No entanto, esta dispersão deve ser um pretexto para que os pais estimulem em seus filhos o hábito da leitura poética. Um livro pode ser um presente muito mais valioso do que um smartphone e ainda pode fazer com que as crianças desenvolvam o senso crítico mais cedo.

O professor Mário Newman ressalta a importância dos pais também serem estimulados no gosto pela poesia. (Foto: Bárbara Oliveira)

O professor Mário Newman ressalta a importância dos pais também serem estimulados no gosto pela poesia. (Foto: Bárbara Oliveira)

O exercício de sensibilização ao gênero, no entanto, não passa por somente entregar um livro clássico de poemas nas mãos de uma criança de 6 anos e querer que ela não apenas entenda a mensagem por trás dos versos como também goste do que está lendo. É preciso que os pais e educadores apresentem as obras da forma mais lúdica possível e que também participem do processo de degustação da leitura.

Para os pais que não têm o costume de ler, uma alternativa para se estimular o gosto pela poesia são os centros sociais, culturais e a escola, sugere Mário Newman. “É por projetos de leitura e produção textual que se faz a chance de uma criança que tem pais desconectados do gosto literário, do prazer da poesia, conhecer e vir a gostar”, complementa o docente.

Fabiane Verardi Burlamaque, mestre e doutora em Letras, formada pela Universidade de Passo Fundo (UFP) explica na obra “Os primeiros passos na construção de leitores autônomos: a formação do professor” que a poesia pode vir a ser um meio lúdico para se brincar com a língua, para trabalhar com o imaginário da criança e para desenvolver nesse indivíduo a criatividade e principalmente o prazer estético.

 

 

Sarau Pede Poesia

Nem só de texto acadêmico vivem os estudantes de graduação. No intuito de abrir um espaço para a fruição poética, o Diretório Acadêmico de Letras da UFRRJ (DALE) realizou um Sarau Literário em 16 de junho de 2016, no Auditório do PAT (Pavilhão de Aulas Teóricas). A primeira edição contou com a participação de alunos não apenas do curso de Letras, mas também de Jornalismo e outros cursos. Dentre as atividades desenvolvidas, leituras de poesias escritas pelos próprios alunos e professores.

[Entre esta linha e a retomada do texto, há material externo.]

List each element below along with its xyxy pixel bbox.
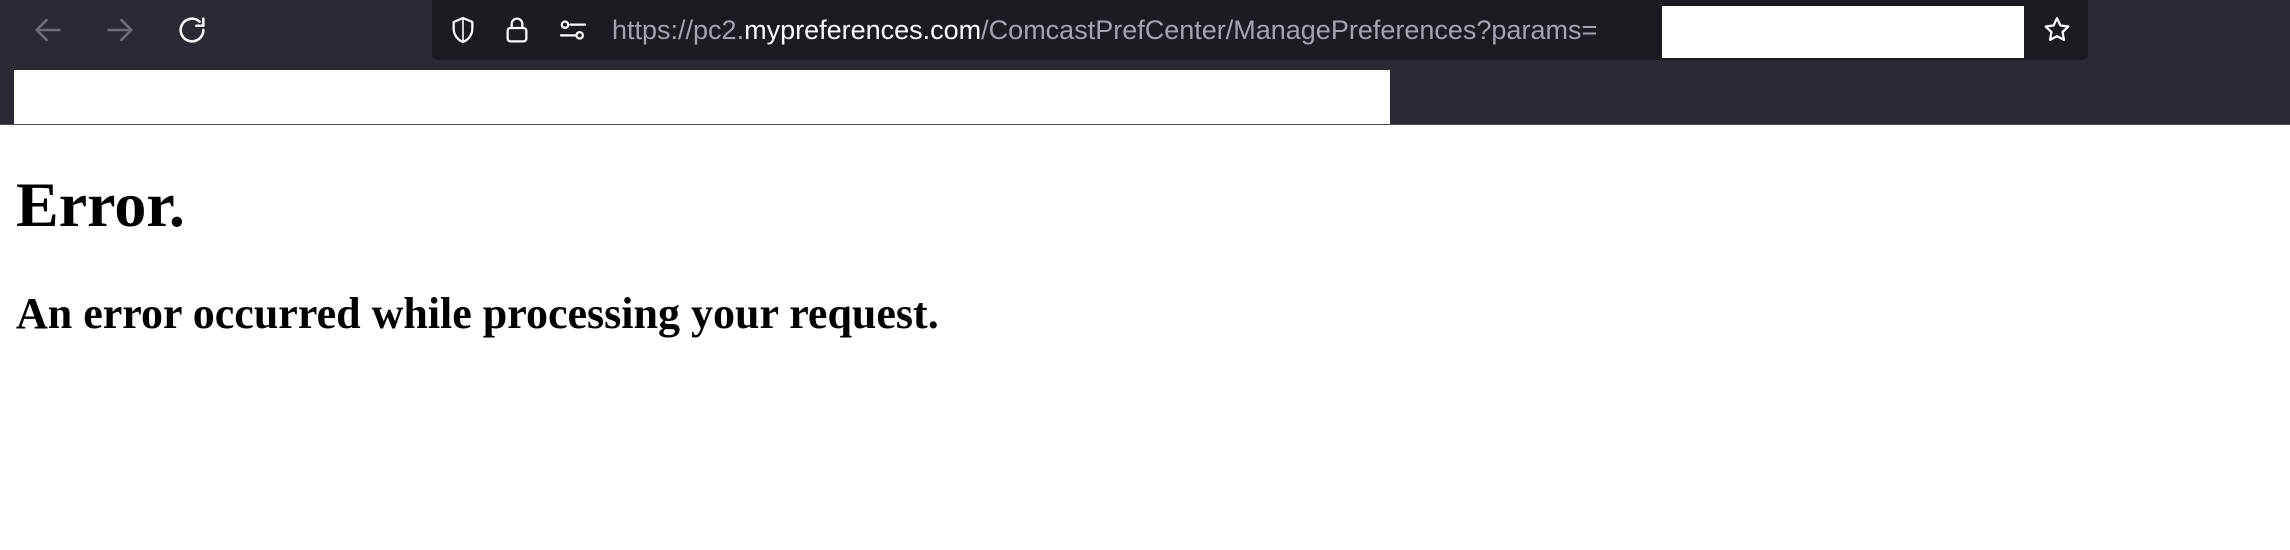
url-path: /ComcastPrefCenter/ManagePreferences?par… — [981, 15, 1598, 45]
reload-icon — [179, 17, 205, 43]
lock-icon — [506, 17, 528, 43]
url-scheme-prefix: https://pc2. — [612, 15, 745, 45]
redacted-url-params — [1662, 6, 2024, 58]
site-security-button[interactable] — [498, 11, 536, 49]
permissions-icon — [559, 20, 587, 40]
back-button[interactable] — [26, 8, 70, 52]
arrow-right-icon — [107, 18, 133, 42]
site-permissions-button[interactable] — [554, 11, 592, 49]
reload-button[interactable] — [170, 8, 214, 52]
redacted-bookmarks-bar — [14, 70, 1390, 124]
arrow-left-icon — [35, 18, 61, 42]
forward-button[interactable] — [98, 8, 142, 52]
browser-toolbar: https://pc2.mypreferences.com/ComcastPre… — [0, 0, 2290, 125]
url-text[interactable]: https://pc2.mypreferences.com/ComcastPre… — [612, 0, 1597, 60]
error-heading: Error. — [16, 169, 185, 240]
error-message: An error occurred while processing your … — [16, 289, 939, 338]
bookmark-star-icon — [2044, 17, 2070, 41]
tracking-protection-button[interactable] — [444, 11, 482, 49]
shield-icon — [452, 16, 474, 44]
address-bar[interactable]: https://pc2.mypreferences.com/ComcastPre… — [432, 0, 2088, 60]
url-host: mypreferences.com — [744, 15, 982, 45]
bookmark-button[interactable] — [2038, 11, 2076, 49]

Além de poemas de autores consagrados, foram realizadas também apresentações musicais. Para o Coordenador de Cultura e Eventos do curso, Matteus Alario, do terceiro período do curso de Letras, o evento foi muito positivo. “Eu já tinha esse projeto há algum tempo.Na minha cabeça era mais intimista, mas isso antes de ser membro do diretório. Foi minha primeira proposta na chapa, e minhas companheiras e companheiros ajudaram muito a desenvolver a ideia e a realizar”, relatou.